By: | /s/ Bernee D.L. Strom | |
Printed Name: Bernee D.L. Strom | ||
Title: Director |
POWER OF ATTORNEY
S-8 Registration Statement
The undersigned hereby constitutes and appoints Perry M. Mulligan, Stephen Holt, and David J. Westgor, and each of them, severally, as his or her true and lawful attorney-in-fact and agent, with full power of substitution and resubstitution, to sign in his or her name, place and stead, in any and all capacities, a Registration Statement on Form S-8 (the Registration Statement) of MicroVision, Inc. (the Company), any and all amendments or supplements (including post-effective amendments) to the Registration Statement and any other instruments or documents that said attorneys-in-fact and agents may deem necessary or desirable to enable the Company to comply with the Securities Act of 1933, as amended, and any requirements of the Securities and Exchange Commission in respect thereof, and to file the same, with all exhibits thereto, with the Securities and Exchange Commission, granting unto said attorneys-in-fact and agents and each of them full power and authority to do and perform each and every act and thing as they deem necessary, appropriate or desirable to be performed, as fully to all intents and purposes as he or she might or could do in person, hereby ratifying and confirming all that each such attorney-in-fact and agent, or his substitute, may lawfully do or cause to be done by virtue hereof.

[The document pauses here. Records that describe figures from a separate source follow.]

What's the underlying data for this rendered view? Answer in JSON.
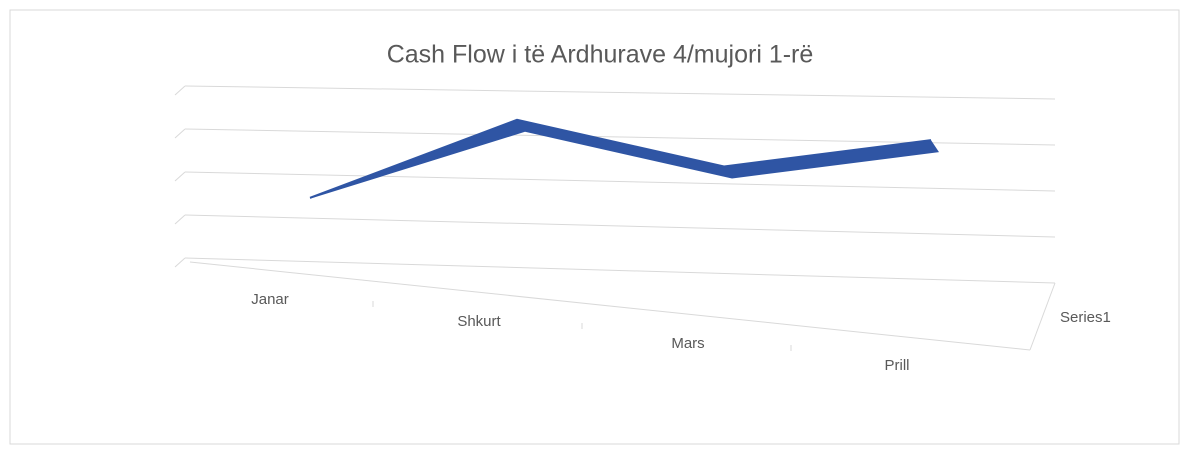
{
  "chart_data": {
    "type": "line",
    "title": "Cash Flow i të Ardhurave 4/mujori 1-rë",
    "categories": [
      "Janar",
      "Shkurt",
      "Mars",
      "Prill"
    ],
    "series": [
      {
        "name": "Series1",
        "color": "#2f55a4",
        "values": [
          1.4,
          3.4,
          2.5,
          3.3
        ]
      }
    ],
    "ylim": [
      0,
      4
    ],
    "yticks": [
      0,
      1,
      2,
      3,
      4
    ],
    "grid": true
  }
}
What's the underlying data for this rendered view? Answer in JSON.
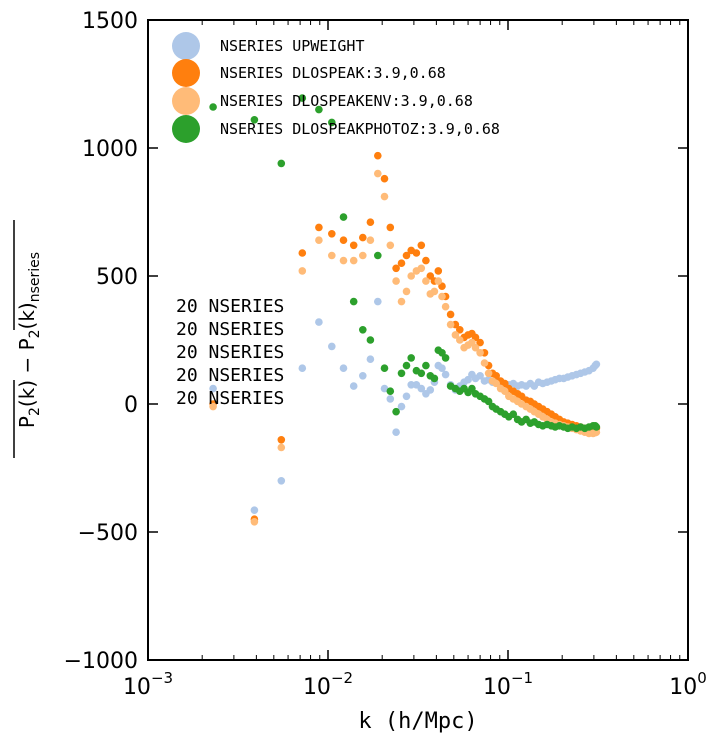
{
  "chart_data": {
    "type": "scatter",
    "xscale": "log",
    "xlim": [
      0.001,
      1
    ],
    "ylim": [
      -1000,
      1500
    ],
    "xlabel": "k (h/Mpc)",
    "ylabel": "P2(k) − P2(k)nseries",
    "ylabel_parts": {
      "p": "P",
      "sub": "2",
      "k": "(k)",
      "minus": " − ",
      "sub_tail": "nseries"
    },
    "xticks": [
      {
        "value": 0.001,
        "base": "10",
        "exp": "−3"
      },
      {
        "value": 0.01,
        "base": "10",
        "exp": "−2"
      },
      {
        "value": 0.1,
        "base": "10",
        "exp": "−1"
      },
      {
        "value": 1,
        "base": "10",
        "exp": "0"
      }
    ],
    "yticks": [
      {
        "value": -1000,
        "label": "−1000"
      },
      {
        "value": -500,
        "label": "−500"
      },
      {
        "value": 0,
        "label": "0"
      },
      {
        "value": 500,
        "label": "500"
      },
      {
        "value": 1000,
        "label": "1000"
      },
      {
        "value": 1500,
        "label": "1500"
      }
    ],
    "grid": false,
    "legend_position": "top-left",
    "annotation_lines": [
      "20 NSERIES",
      "20 NSERIES",
      "20 NSERIES",
      "20 NSERIES",
      "20 NSERIES"
    ],
    "series": [
      {
        "name": "NSERIES UPWEIGHT",
        "color": "#aec7e8",
        "points": [
          [
            0.0023,
            60
          ],
          [
            0.0039,
            -415
          ],
          [
            0.0055,
            -300
          ],
          [
            0.0072,
            140
          ],
          [
            0.0089,
            320
          ],
          [
            0.0105,
            225
          ],
          [
            0.0122,
            140
          ],
          [
            0.0139,
            70
          ],
          [
            0.0156,
            110
          ],
          [
            0.0172,
            175
          ],
          [
            0.0189,
            400
          ],
          [
            0.0206,
            60
          ],
          [
            0.0222,
            20
          ],
          [
            0.0239,
            -110
          ],
          [
            0.0256,
            -10
          ],
          [
            0.0273,
            30
          ],
          [
            0.029,
            75
          ],
          [
            0.031,
            75
          ],
          [
            0.033,
            60
          ],
          [
            0.035,
            40
          ],
          [
            0.037,
            55
          ],
          [
            0.039,
            85
          ],
          [
            0.041,
            150
          ],
          [
            0.043,
            140
          ],
          [
            0.045,
            115
          ],
          [
            0.048,
            75
          ],
          [
            0.051,
            55
          ],
          [
            0.054,
            70
          ],
          [
            0.057,
            85
          ],
          [
            0.06,
            95
          ],
          [
            0.063,
            115
          ],
          [
            0.066,
            100
          ],
          [
            0.07,
            110
          ],
          [
            0.074,
            90
          ],
          [
            0.078,
            95
          ],
          [
            0.082,
            85
          ],
          [
            0.086,
            90
          ],
          [
            0.091,
            85
          ],
          [
            0.096,
            80
          ],
          [
            0.101,
            75
          ],
          [
            0.107,
            80
          ],
          [
            0.113,
            70
          ],
          [
            0.119,
            75
          ],
          [
            0.126,
            70
          ],
          [
            0.133,
            80
          ],
          [
            0.14,
            70
          ],
          [
            0.148,
            85
          ],
          [
            0.156,
            80
          ],
          [
            0.165,
            85
          ],
          [
            0.174,
            90
          ],
          [
            0.183,
            95
          ],
          [
            0.193,
            100
          ],
          [
            0.204,
            100
          ],
          [
            0.215,
            105
          ],
          [
            0.227,
            110
          ],
          [
            0.24,
            115
          ],
          [
            0.253,
            120
          ],
          [
            0.267,
            125
          ],
          [
            0.282,
            130
          ],
          [
            0.297,
            140
          ],
          [
            0.305,
            150
          ],
          [
            0.31,
            155
          ]
        ]
      },
      {
        "name": "NSERIES DLOSPEAK:3.9,0.68",
        "color": "#ff7f0e",
        "points": [
          [
            0.0023,
            0
          ],
          [
            0.0039,
            -450
          ],
          [
            0.0055,
            -140
          ],
          [
            0.0072,
            590
          ],
          [
            0.0089,
            690
          ],
          [
            0.0105,
            665
          ],
          [
            0.0122,
            640
          ],
          [
            0.0139,
            620
          ],
          [
            0.0156,
            650
          ],
          [
            0.0172,
            710
          ],
          [
            0.0189,
            970
          ],
          [
            0.0206,
            880
          ],
          [
            0.0222,
            690
          ],
          [
            0.0239,
            530
          ],
          [
            0.0256,
            550
          ],
          [
            0.0273,
            580
          ],
          [
            0.029,
            600
          ],
          [
            0.031,
            590
          ],
          [
            0.033,
            620
          ],
          [
            0.035,
            560
          ],
          [
            0.037,
            500
          ],
          [
            0.039,
            480
          ],
          [
            0.041,
            520
          ],
          [
            0.043,
            460
          ],
          [
            0.045,
            420
          ],
          [
            0.048,
            350
          ],
          [
            0.051,
            310
          ],
          [
            0.054,
            290
          ],
          [
            0.057,
            260
          ],
          [
            0.06,
            270
          ],
          [
            0.063,
            275
          ],
          [
            0.066,
            260
          ],
          [
            0.07,
            240
          ],
          [
            0.074,
            200
          ],
          [
            0.078,
            150
          ],
          [
            0.082,
            120
          ],
          [
            0.086,
            110
          ],
          [
            0.091,
            90
          ],
          [
            0.096,
            80
          ],
          [
            0.101,
            60
          ],
          [
            0.107,
            50
          ],
          [
            0.113,
            40
          ],
          [
            0.119,
            30
          ],
          [
            0.126,
            15
          ],
          [
            0.133,
            10
          ],
          [
            0.14,
            0
          ],
          [
            0.148,
            -10
          ],
          [
            0.156,
            -20
          ],
          [
            0.165,
            -30
          ],
          [
            0.174,
            -40
          ],
          [
            0.183,
            -50
          ],
          [
            0.193,
            -60
          ],
          [
            0.204,
            -70
          ],
          [
            0.215,
            -75
          ],
          [
            0.227,
            -80
          ],
          [
            0.24,
            -85
          ],
          [
            0.253,
            -90
          ],
          [
            0.267,
            -95
          ],
          [
            0.282,
            -100
          ],
          [
            0.297,
            -105
          ],
          [
            0.305,
            -100
          ],
          [
            0.31,
            -95
          ]
        ]
      },
      {
        "name": "NSERIES DLOSPEAKENV:3.9,0.68",
        "color": "#ffbb78",
        "points": [
          [
            0.0023,
            -10
          ],
          [
            0.0039,
            -460
          ],
          [
            0.0055,
            -170
          ],
          [
            0.0072,
            520
          ],
          [
            0.0089,
            640
          ],
          [
            0.0105,
            580
          ],
          [
            0.0122,
            560
          ],
          [
            0.0139,
            560
          ],
          [
            0.0156,
            580
          ],
          [
            0.0172,
            640
          ],
          [
            0.0189,
            900
          ],
          [
            0.0206,
            810
          ],
          [
            0.0222,
            620
          ],
          [
            0.0239,
            480
          ],
          [
            0.0256,
            400
          ],
          [
            0.0273,
            440
          ],
          [
            0.029,
            500
          ],
          [
            0.031,
            520
          ],
          [
            0.033,
            530
          ],
          [
            0.035,
            480
          ],
          [
            0.037,
            430
          ],
          [
            0.039,
            440
          ],
          [
            0.041,
            480
          ],
          [
            0.043,
            420
          ],
          [
            0.045,
            380
          ],
          [
            0.048,
            310
          ],
          [
            0.051,
            270
          ],
          [
            0.054,
            250
          ],
          [
            0.057,
            220
          ],
          [
            0.06,
            230
          ],
          [
            0.063,
            240
          ],
          [
            0.066,
            220
          ],
          [
            0.07,
            200
          ],
          [
            0.074,
            160
          ],
          [
            0.078,
            120
          ],
          [
            0.082,
            90
          ],
          [
            0.086,
            80
          ],
          [
            0.091,
            60
          ],
          [
            0.096,
            50
          ],
          [
            0.101,
            30
          ],
          [
            0.107,
            20
          ],
          [
            0.113,
            10
          ],
          [
            0.119,
            0
          ],
          [
            0.126,
            -10
          ],
          [
            0.133,
            -20
          ],
          [
            0.14,
            -30
          ],
          [
            0.148,
            -40
          ],
          [
            0.156,
            -50
          ],
          [
            0.165,
            -60
          ],
          [
            0.174,
            -70
          ],
          [
            0.183,
            -75
          ],
          [
            0.193,
            -80
          ],
          [
            0.204,
            -85
          ],
          [
            0.215,
            -90
          ],
          [
            0.227,
            -95
          ],
          [
            0.24,
            -100
          ],
          [
            0.253,
            -105
          ],
          [
            0.267,
            -110
          ],
          [
            0.282,
            -115
          ],
          [
            0.297,
            -115
          ],
          [
            0.305,
            -112
          ],
          [
            0.31,
            -110
          ]
        ]
      },
      {
        "name": "NSERIES DLOSPEAKPHOTOZ:3.9,0.68",
        "color": "#2ca02c",
        "points": [
          [
            0.0023,
            1160
          ],
          [
            0.0039,
            1110
          ],
          [
            0.0055,
            940
          ],
          [
            0.0072,
            1195
          ],
          [
            0.0089,
            1150
          ],
          [
            0.0105,
            1100
          ],
          [
            0.0122,
            730
          ],
          [
            0.0139,
            400
          ],
          [
            0.0156,
            290
          ],
          [
            0.0172,
            250
          ],
          [
            0.0189,
            580
          ],
          [
            0.0206,
            140
          ],
          [
            0.0222,
            50
          ],
          [
            0.0239,
            -30
          ],
          [
            0.0256,
            120
          ],
          [
            0.0273,
            150
          ],
          [
            0.029,
            180
          ],
          [
            0.031,
            130
          ],
          [
            0.033,
            120
          ],
          [
            0.035,
            150
          ],
          [
            0.037,
            110
          ],
          [
            0.039,
            100
          ],
          [
            0.041,
            210
          ],
          [
            0.043,
            200
          ],
          [
            0.045,
            180
          ],
          [
            0.048,
            70
          ],
          [
            0.051,
            60
          ],
          [
            0.054,
            50
          ],
          [
            0.057,
            60
          ],
          [
            0.06,
            45
          ],
          [
            0.063,
            60
          ],
          [
            0.066,
            40
          ],
          [
            0.07,
            30
          ],
          [
            0.074,
            20
          ],
          [
            0.078,
            10
          ],
          [
            0.082,
            -10
          ],
          [
            0.086,
            -20
          ],
          [
            0.091,
            -30
          ],
          [
            0.096,
            -40
          ],
          [
            0.101,
            -50
          ],
          [
            0.107,
            -40
          ],
          [
            0.113,
            -60
          ],
          [
            0.119,
            -70
          ],
          [
            0.126,
            -60
          ],
          [
            0.133,
            -75
          ],
          [
            0.14,
            -70
          ],
          [
            0.148,
            -80
          ],
          [
            0.156,
            -85
          ],
          [
            0.165,
            -80
          ],
          [
            0.174,
            -85
          ],
          [
            0.183,
            -90
          ],
          [
            0.193,
            -85
          ],
          [
            0.204,
            -90
          ],
          [
            0.215,
            -95
          ],
          [
            0.227,
            -90
          ],
          [
            0.24,
            -95
          ],
          [
            0.253,
            -90
          ],
          [
            0.267,
            -95
          ],
          [
            0.282,
            -90
          ],
          [
            0.297,
            -85
          ],
          [
            0.305,
            -85
          ],
          [
            0.31,
            -90
          ]
        ]
      }
    ]
  }
}
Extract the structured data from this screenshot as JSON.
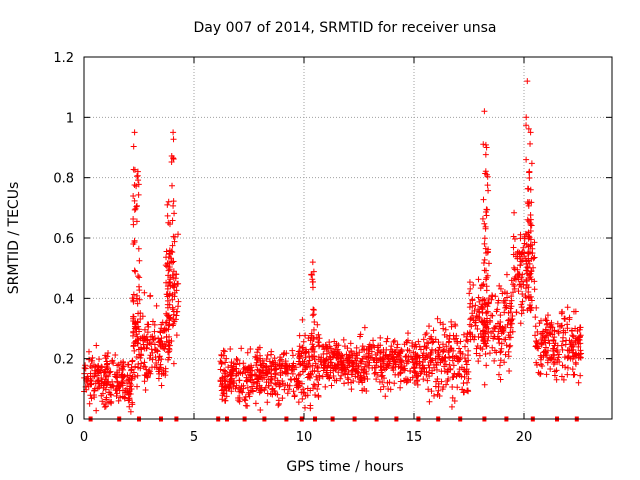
{
  "chart_data": {
    "type": "scatter",
    "title": "Day 007 of 2014, SRMTID for receiver unsa",
    "xlabel": "GPS time / hours",
    "ylabel": "SRMTID / TECUs",
    "xlim": [
      0,
      24
    ],
    "ylim": [
      0,
      1.2
    ],
    "x_ticks": [
      "0",
      "5",
      "10",
      "15",
      "20"
    ],
    "x_tick_values": [
      0,
      5,
      10,
      15,
      20
    ],
    "y_ticks": [
      "0",
      "0.2",
      "0.4",
      "0.6",
      "0.8",
      "1",
      "1.2"
    ],
    "y_tick_values": [
      0,
      0.2,
      0.4,
      0.6,
      0.8,
      1.0,
      1.2
    ],
    "grid": true,
    "marker": "+",
    "color": "#ff0000",
    "clusters": [
      {
        "x_start": 0.0,
        "x_end": 2.2,
        "y_center": 0.13,
        "y_spread": 0.07
      },
      {
        "x_start": 2.2,
        "x_end": 3.8,
        "y_center": 0.25,
        "y_spread": 0.12
      },
      {
        "x_start": 3.7,
        "x_end": 4.3,
        "y_center": 0.4,
        "y_spread": 0.16
      },
      {
        "x_start": 6.2,
        "x_end": 9.8,
        "y_center": 0.14,
        "y_spread": 0.07
      },
      {
        "x_start": 9.8,
        "x_end": 10.8,
        "y_center": 0.17,
        "y_spread": 0.1
      },
      {
        "x_start": 10.8,
        "x_end": 15.5,
        "y_center": 0.19,
        "y_spread": 0.07
      },
      {
        "x_start": 15.5,
        "x_end": 17.5,
        "y_center": 0.2,
        "y_spread": 0.1
      },
      {
        "x_start": 17.5,
        "x_end": 19.5,
        "y_center": 0.32,
        "y_spread": 0.12
      },
      {
        "x_start": 19.5,
        "x_end": 20.5,
        "y_center": 0.5,
        "y_spread": 0.14
      },
      {
        "x_start": 20.5,
        "x_end": 22.6,
        "y_center": 0.25,
        "y_spread": 0.1
      }
    ],
    "spikes": [
      {
        "x": 2.3,
        "y_min": 0.3,
        "y_max": 0.95
      },
      {
        "x": 2.45,
        "y_min": 0.25,
        "y_max": 0.82
      },
      {
        "x": 3.85,
        "y_min": 0.2,
        "y_max": 0.72
      },
      {
        "x": 4.05,
        "y_min": 0.3,
        "y_max": 0.95
      },
      {
        "x": 10.4,
        "y_min": 0.2,
        "y_max": 0.52
      },
      {
        "x": 18.2,
        "y_min": 0.25,
        "y_max": 1.02
      },
      {
        "x": 18.3,
        "y_min": 0.3,
        "y_max": 0.9
      },
      {
        "x": 20.15,
        "y_min": 0.4,
        "y_max": 1.12
      },
      {
        "x": 20.3,
        "y_min": 0.35,
        "y_max": 0.95
      }
    ],
    "baseline_marks_x": [
      0.3,
      1.6,
      2.5,
      3.5,
      4.2,
      6.1,
      6.5,
      7.3,
      8.2,
      9.2,
      9.9,
      10.5,
      11.3,
      12.3,
      13.3,
      14.2,
      15.2,
      16.1,
      17.1,
      18.2,
      19.2,
      20.4,
      21.5,
      22.4
    ]
  }
}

By: | /s/ Brian Turner | |
Printed Name: Brian Turner | ||
Title: Director |
POWER OF ATTORNEY
S-8 Registration Statement
The undersigned hereby constitutes and appoints Perry M. Mulligan, Stephen Holt, and David J. Westgor, and each of them, severally, as his or her true and lawful attorney-in-fact and agent, with full power of substitution and resubstitution, to sign in his or her name, place and stead, in any and all capacities, a Registration Statement on Form S-8 (the Registration Statement) of MicroVision, Inc. (the Company), any and all amendments or supplements (including post-effective amendments) to the Registration Statement and any other instruments or documents that said attorneys-in-fact and agents may deem necessary or desirable to enable the Company to comply with the Securities Act of 1933, as amended, and any requirements of the Securities and Exchange Commission in respect thereof, and to file the same, with all exhibits thereto, with the Securities and Exchange Commission, granting unto said attorneys-in-fact and agents and each of them full power and authority to do and perform each and every act and thing as they deem necessary, appropriate or desirable to be performed, as fully to all intents and purposes as he or she might or could do in person, hereby ratifying and confirming all that each such attorney-in-fact and agent, or his substitute, may lawfully do or cause to be done by virtue hereof.